Tutorial: IP Call Monitoring and Recording - Trunk Side

This tutorial is from Teracom's Course 150, "Understanding IP Contact Center Technology". Taken from the fourth chapter of the course after a foundation of knowledge is put in place, this is a discussion of one method of monitoring calls in an IP-based contact center.

Analyzing all of the external interactions with customers, suppliers and other third parties is still important. Every business will seek to gain a competitive edge from better understanding their customers and acting on insights contained in interactions with them across all channels. In addition, agent performance, liability concerns and threat management are matters that require some form of call monitoring and recording for all contact centers. But there are issues of how this can be technically accomplished in an IP telephony environment.

IP-Call Monitoring and Recording - Trunk Side

Legacy telephone systems had a fairly easy mechanism with which to work. Calls were continuous streams of analog or digital voice, either on the trunk side or the line side of a switch. These streams could be recorded either by physically tapping a circuit or port or copying a TDM channel within the switch. However, voice over IP transmission is performed using independent voice packets representing snippets of a call interspersed with voice packets from other calls, data packets and signaling packets. A physical tap would result in a collection of garbage.

A few vendors have voice over IP recording systems and they use some technical tricks to monitor and record calls. The components involved are call control information translation software, call content recorders, and management and administrative systems. One or more recorders are placed in the contact center network depending upon the size of the network and types of calls that are to be monitored.

The recorders are programmed to monitor or record certain calls; however, the recorders need to know information about the call packets, the Real Time Protocol packets, that would include end-point addressing and type information at a minimum. This signaling level data could come from a CTI server, from direct CTI output from a call control server (this will eventually be replaced by a data application-to-application interface as previously discussed), or it may be gleaned from the call set-up protocol packets, such as SIP packets, as they go by the recorder. Once the proper packets are identified for recording, copies are sniffed or snooped (sucked or plucked if you will) off the network into storage. Markers and labels are added to the recorded content for later identification, retrieval, or analysis by other programs which are part of the recording system.

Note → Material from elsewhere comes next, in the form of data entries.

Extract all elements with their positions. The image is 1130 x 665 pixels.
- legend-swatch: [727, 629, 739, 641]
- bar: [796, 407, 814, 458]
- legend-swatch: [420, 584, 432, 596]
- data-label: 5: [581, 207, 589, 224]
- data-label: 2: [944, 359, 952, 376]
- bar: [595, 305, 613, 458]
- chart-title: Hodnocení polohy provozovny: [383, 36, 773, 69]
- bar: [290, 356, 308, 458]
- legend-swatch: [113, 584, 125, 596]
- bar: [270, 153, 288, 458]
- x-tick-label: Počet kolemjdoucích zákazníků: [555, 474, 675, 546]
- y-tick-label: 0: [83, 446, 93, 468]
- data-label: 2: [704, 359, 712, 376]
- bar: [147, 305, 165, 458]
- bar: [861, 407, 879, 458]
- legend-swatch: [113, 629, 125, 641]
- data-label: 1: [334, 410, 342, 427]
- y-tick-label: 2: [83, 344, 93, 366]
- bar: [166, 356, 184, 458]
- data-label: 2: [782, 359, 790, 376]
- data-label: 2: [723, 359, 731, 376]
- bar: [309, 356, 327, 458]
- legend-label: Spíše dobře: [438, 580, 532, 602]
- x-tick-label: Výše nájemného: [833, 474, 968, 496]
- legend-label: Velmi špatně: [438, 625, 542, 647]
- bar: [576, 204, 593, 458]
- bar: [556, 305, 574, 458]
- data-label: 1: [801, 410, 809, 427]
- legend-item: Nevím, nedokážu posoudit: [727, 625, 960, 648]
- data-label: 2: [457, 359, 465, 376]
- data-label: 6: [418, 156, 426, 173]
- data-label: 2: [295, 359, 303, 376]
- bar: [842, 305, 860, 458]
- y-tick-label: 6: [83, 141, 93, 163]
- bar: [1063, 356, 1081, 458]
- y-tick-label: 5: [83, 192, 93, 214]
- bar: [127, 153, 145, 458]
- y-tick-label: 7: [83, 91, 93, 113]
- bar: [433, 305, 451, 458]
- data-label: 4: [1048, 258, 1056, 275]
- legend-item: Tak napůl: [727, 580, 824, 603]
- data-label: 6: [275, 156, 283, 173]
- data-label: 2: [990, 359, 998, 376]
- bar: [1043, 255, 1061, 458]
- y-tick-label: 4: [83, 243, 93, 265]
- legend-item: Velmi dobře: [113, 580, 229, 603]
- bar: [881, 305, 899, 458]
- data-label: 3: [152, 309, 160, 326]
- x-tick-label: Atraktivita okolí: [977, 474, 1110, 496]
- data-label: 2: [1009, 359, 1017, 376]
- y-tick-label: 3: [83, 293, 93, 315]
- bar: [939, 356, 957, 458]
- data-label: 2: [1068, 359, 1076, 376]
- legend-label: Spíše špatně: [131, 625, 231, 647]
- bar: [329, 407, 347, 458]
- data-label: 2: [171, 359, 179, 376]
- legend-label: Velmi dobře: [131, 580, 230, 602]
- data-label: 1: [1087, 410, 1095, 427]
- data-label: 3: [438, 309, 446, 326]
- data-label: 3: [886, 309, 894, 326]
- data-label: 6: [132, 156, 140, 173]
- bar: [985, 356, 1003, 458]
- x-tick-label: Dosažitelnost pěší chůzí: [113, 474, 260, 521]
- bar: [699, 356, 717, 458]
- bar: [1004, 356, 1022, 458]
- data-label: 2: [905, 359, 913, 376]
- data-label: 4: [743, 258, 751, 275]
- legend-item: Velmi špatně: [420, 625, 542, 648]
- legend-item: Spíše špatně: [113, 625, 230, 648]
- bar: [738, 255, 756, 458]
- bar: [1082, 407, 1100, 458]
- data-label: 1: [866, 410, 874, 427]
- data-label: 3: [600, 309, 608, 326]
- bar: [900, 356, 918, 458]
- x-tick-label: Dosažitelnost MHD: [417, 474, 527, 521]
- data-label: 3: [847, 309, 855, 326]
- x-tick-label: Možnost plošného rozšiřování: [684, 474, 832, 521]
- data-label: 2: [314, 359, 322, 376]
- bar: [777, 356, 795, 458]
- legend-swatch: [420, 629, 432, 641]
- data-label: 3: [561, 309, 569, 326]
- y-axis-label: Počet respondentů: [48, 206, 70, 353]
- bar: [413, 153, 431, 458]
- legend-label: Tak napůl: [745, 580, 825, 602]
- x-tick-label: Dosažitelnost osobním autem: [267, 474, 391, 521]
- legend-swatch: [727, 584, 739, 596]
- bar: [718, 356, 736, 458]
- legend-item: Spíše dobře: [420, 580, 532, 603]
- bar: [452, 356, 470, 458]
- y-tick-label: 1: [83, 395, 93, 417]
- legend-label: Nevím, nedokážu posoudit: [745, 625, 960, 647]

There are several types of monitoring and recording mechanisms, as a way of classifying the activity. Passive recording means that automated procedures or programmed procedures are in place to record either all of the calls, bulk recording, or certain calls, selective recording, on a link or part of a network. Active recording means a person must initiate the recording process, say an agent who wants to record a threatening or abusive conversation at the moment. In addition to these formal types or recoding there are two other variations to mention. One is the tagging, as it is called, of additional information to the recorded call for use in the analysis phase. Tagged information may include things like the application being used at the time of the call or ANI data of the call. Recording of calls can also be accomplished in the service provider's network as part of a hosted contact center package.

This diagram shows one of the common configurations used to record calls. Incoming and outgoing calls can be recorded by placing the recorder on the trunk side of the IP telephony system. Calls relating to the PSTN will traverse a gateway. Calls relating to an IP WAN will traverse an edge router. The recorder will have access to all external calls sitting logically between the ingress gateway or router and the rest of the telephony system – before the calls are shuttled to other parts of the network. Physically, this may be accomplished by having the recorder connect to the network through a dumb, three-port hub, which broadcasts all packets to all ports including the recorder. The recorder would need a "promiscuous" network interface card to receive all such packets. The recorder is programmed to record all or certain calls whose packets can be identified with CTI information emanating from the call control server or from the call set-up/transfer signaling (SIP for example) going to and from the gateway or router. Remember, the recorder is receiving all traffic through the hub.

The trunk side attached recorder option is a straight forward solution and can capture the external calls at a good aggregation point in the network. This could include self-service and information-gathering calls that go to the IVR before being passed to an agent. This technique is not intrusive and does not consume network bandwidth for the recording process. If CTI information is not available to the recorder, rich information for tagging will not be available. However, internal calls, such as agent to agent, agent to supervisor, etc. will be missed.